SongMakers will see music industry experts hold songwriting and contemporary music industry skills development workshops in Victoria for over 1,400 young people, employing over 200 artists and providing professional development for more than 200 teachers.

Since the first SongMakers workshops in 2013, the program has connected with close to 4,000 young people and their teachers at more than 300 high schools nationally and created more than 1,200 original songs at workshops.

Workshops emulate industry-aligned songwriting processes, transforming classrooms into creative studio settings.

The $2 million investment in SongMakers underscores Victoria's unwavering dedication to fostering a dynamic and inclusive music ecosystem. By prioritizing initiatives that empower aspiring artists and songwriters, Victoria has set the stage for a future where creativity flourishes and opportunities go global.

“'We all know Victoria is the undisputed music capital of Australia, and that’s not just about attracting the biggest international acts. This program is investing in our next generation of local music talent, helping budding musicians take their music from the classroom to the bandroom and giving them the skills they need to build a career,” said Minister for Creative Industries Colin Brooks.

“We are thrilled by this commitment from the Victorian Government to invest in songwriting in schools. A good song creates jobs, lots of jobs. And a good song builds Australia’s intellectual property assets, generating big incomes that include export earnings, because a good song travels the world finding new performers and new audiences,” said Jenny Morris OAM MNZM, Chair APRA.

“The impact of this investment extends far beyond monetary value; it represents an investment in the cultural fabric of Victoria, enriching communities and inspiring future generations of artists.
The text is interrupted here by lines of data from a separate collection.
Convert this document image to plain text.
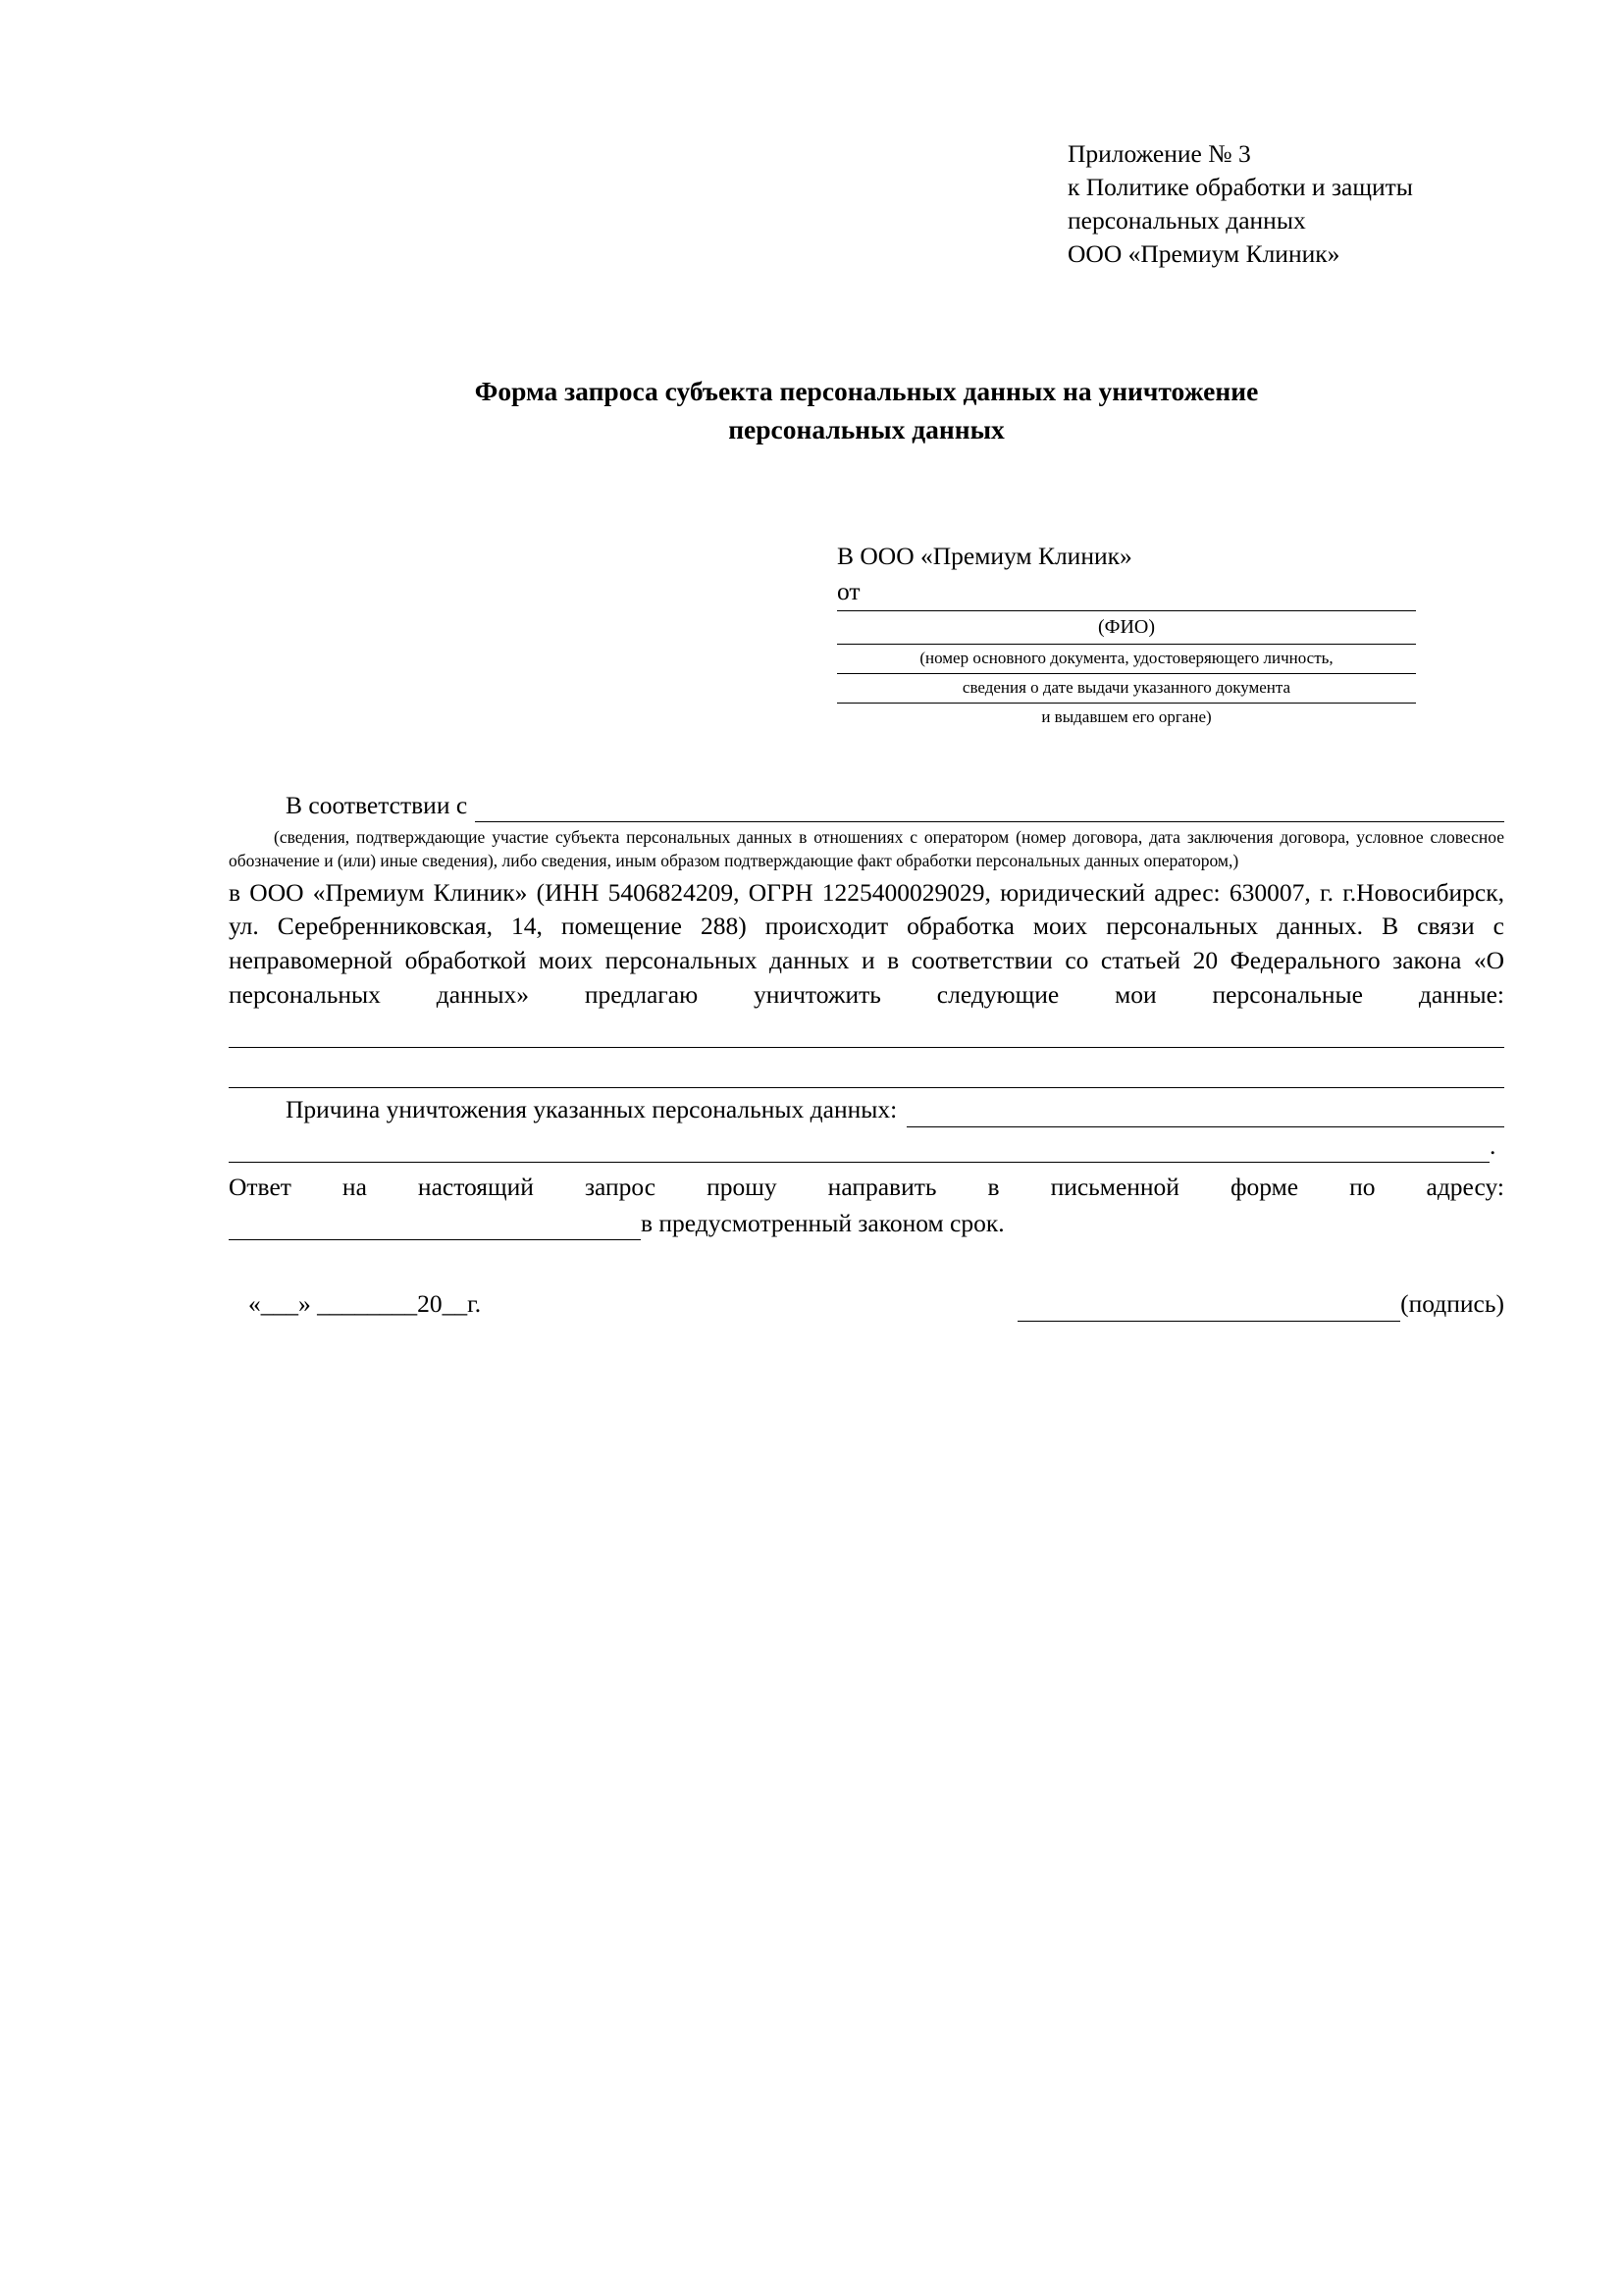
Приложение № 3
к Политике обработки и защиты
персональных данных
ООО «Премиум Клиник»
Форма запроса субъекта персональных данных на уничтожение
персональных данных
В ООО «Премиум Клиник»
от
(ФИО)
(номер основного документа, удостоверяющего личность,
сведения о дате выдачи указанного документа
и выдавшем его органе)
В соответствии с
(сведения, подтверждающие участие субъекта персональных данных в отношениях с оператором (номер договора, дата заключения договора, условное словесное обозначение и (или) иные сведения), либо сведения, иным образом подтверждающие факт обработки персональных данных оператором,)
в ООО «Премиум Клиник» (ИНН 5406824209, ОГРН 1225400029029, юридический адрес: 630007, г. г.Новосибирск, ул. Серебренниковская, 14, помещение 288) происходит обработка моих персональных данных. В связи с неправомерной обработкой моих персональных данных и в соответствии со статьей 20 Федерального закона «О персональных данных» предлагаю уничтожить следующие мои персональные данные:
Причина уничтожения указанных персональных данных:
.
Ответ на настоящий запрос прошу направить в письменной форме по адресу:
в предусмотренный законом срок.
«___» ________20__г.	(подпись)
By providing young musicians with the tools and resources they need to succeed, we not only cultivate talent but also cultivate a sense of pride and identity within the state's creative landscape.

“Through this collaboration between government, industry, and schools, we can ensure that Victoria continues to thrive as a leader in music education and innovation. Together, we look forward to witnessing the transformative power of music in shaping our society and enriching the lives of all Victorians,” Jenny Morris said.

Victorian schools that want to take part in the program as it rolls out to more than 64 high schools across the state over the next two years can submit an Expression of Interest at the SongMakers website.

SongMakers has been made possible with the support of the Victorian Government through Creative Victoria and the Community Support Fund.